Couldn't hurt, I thought.
And, as it happens, it came to my library immediately.
Let me just share a few things with you.
Jaw-droppers, for me.
A person who absolutely and unequivocally believes that we have the power to heal or harm ourselves with our thoughts, and in the whole microcosm/macrocosm Universe.
(A little sidenote: Seratonin in the brain can not only be raised by acts of kindness, but it is also raised simply by witnessing acts of kindness.)
- "The relationship between behavior and neurotransmitters is reciprocal, a two-way street: Serotonin impacts behavior and mood, but behavior impacts serotonin levels as well. When our mood is low, we may have less serotonin available, but when we make changes in our mood or behavior, they register as changes in brain activity as well. In other words, our biochemistry both reflects how we have learned to respond to situations and may dictate our tendencies to respond in certain ways. This process of changing brain mapping through changes in behavior is what neurobiologists refer to as neuroplasticity. And it is why we can have confidence that if we engage in cognitive behavioral techniques, "depression can be cured", in the words of Martin Selgman.
- "..... The second strategy for working on neutral thinking is to neutralize the punch of the negative by doing nothing short of simply accepting it-- embracing it wholeheartedly.
- Flexing neutral muscles: "What may seem like an exercise in good etiquette is actually cultivating the discipline of observing life without judgments, criticisms, and comparisons. For example, the comments above" (which were "That broccoli is so disgusting!" and "Charlie is such a slob!") "...could be rephrased humorously as follows: "This darkish green treelike vegetable is the champion of bitterness, and it is remarkably tough"' "Charlie is a great collector of things, and keeping things neat and organized is his next great challenge." Asking children to become impartial observers of things outside themselves will be especially crucial when the judgments and criticisms are aimed at them."
So I began it.
And found this:
- "The problem is that parents may feel daunted by learning how to help their child create these new tracks.

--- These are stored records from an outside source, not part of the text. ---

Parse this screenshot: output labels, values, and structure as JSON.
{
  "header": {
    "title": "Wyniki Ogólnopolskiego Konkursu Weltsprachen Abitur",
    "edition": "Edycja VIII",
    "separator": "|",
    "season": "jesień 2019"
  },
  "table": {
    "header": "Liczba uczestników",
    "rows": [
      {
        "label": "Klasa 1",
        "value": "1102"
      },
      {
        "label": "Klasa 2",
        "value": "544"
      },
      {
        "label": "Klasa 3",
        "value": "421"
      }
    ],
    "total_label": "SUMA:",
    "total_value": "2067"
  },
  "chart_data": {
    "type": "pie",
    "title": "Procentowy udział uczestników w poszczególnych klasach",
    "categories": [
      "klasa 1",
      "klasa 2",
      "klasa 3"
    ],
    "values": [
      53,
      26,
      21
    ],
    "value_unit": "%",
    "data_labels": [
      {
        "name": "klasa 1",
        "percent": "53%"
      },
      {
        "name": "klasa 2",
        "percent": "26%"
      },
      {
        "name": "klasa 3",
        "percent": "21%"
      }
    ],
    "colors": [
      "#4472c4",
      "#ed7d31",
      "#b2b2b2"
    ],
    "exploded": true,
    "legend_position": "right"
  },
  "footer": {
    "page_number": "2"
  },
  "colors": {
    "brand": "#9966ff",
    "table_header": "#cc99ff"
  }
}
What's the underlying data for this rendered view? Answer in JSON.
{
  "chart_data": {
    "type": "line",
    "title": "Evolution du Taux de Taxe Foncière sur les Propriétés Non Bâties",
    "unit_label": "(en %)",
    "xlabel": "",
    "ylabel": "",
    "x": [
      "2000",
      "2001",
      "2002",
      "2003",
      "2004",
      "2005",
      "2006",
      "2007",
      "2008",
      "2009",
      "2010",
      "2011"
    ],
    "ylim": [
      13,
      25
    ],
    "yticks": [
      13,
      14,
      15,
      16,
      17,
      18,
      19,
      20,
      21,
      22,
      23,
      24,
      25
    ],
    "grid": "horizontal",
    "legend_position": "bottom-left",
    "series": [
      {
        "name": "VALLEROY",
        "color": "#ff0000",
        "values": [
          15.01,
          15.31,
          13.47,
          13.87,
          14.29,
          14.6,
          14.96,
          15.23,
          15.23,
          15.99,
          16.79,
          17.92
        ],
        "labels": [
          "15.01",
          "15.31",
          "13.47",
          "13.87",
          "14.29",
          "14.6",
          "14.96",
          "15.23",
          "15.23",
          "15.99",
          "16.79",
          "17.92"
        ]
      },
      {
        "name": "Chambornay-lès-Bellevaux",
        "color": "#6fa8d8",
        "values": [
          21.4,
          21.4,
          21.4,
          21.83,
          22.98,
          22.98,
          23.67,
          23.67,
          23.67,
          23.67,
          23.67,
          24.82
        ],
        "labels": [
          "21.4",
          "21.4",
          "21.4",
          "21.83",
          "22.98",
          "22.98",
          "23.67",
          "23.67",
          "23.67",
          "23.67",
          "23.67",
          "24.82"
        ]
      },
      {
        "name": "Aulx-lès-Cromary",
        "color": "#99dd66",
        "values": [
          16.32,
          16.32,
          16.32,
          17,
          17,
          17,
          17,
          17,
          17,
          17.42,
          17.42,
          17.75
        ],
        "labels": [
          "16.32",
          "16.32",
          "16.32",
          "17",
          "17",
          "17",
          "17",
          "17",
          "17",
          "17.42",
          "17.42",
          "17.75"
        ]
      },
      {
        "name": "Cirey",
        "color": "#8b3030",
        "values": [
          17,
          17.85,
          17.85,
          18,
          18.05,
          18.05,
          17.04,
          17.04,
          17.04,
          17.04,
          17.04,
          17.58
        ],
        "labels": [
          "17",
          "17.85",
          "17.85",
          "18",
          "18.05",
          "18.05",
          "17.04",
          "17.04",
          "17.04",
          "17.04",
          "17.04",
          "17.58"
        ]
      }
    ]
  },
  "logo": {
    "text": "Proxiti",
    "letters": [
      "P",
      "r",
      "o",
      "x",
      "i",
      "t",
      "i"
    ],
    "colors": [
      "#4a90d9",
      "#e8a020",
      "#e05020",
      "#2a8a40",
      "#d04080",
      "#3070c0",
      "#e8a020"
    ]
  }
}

Their responses to this point - frustratingly ineffectual - have been either to rush in with reassurance or, after reassurance exhausts everyone and gets nowhere, to get fed up and say, "Enough!" which leaves them feeling like horrible, insensitive parents. [ahem.] Parents' uneasiness and uncertainty about how to approach their child [yeah. ahem again] is not lost on the child and only rocks an already wayward, unbalanced vessel." (Which is the whole reason for my trying to figure this out... I want my child to be emotionally healthy, and am not sure how to point him in the right direction... as I was never really given any tools myself...) "On the one hand, the parents see their child suffering and want to make it better; on the other hand, talking about what is bothering their child feels like a process that could spiral into a complaining fest on a good day or, worse, a bottomless pit in which the child - holding onto his negativity like a heavy anchor- is not only not ready to let go but is going to take his parents down with him."
I certainly don't think my child is depressed, nor do I worry that he is heading that way.
But I am so happy to have found this book, and look forward to being able to face the unhappy and powerless moments with tools and a different mindset!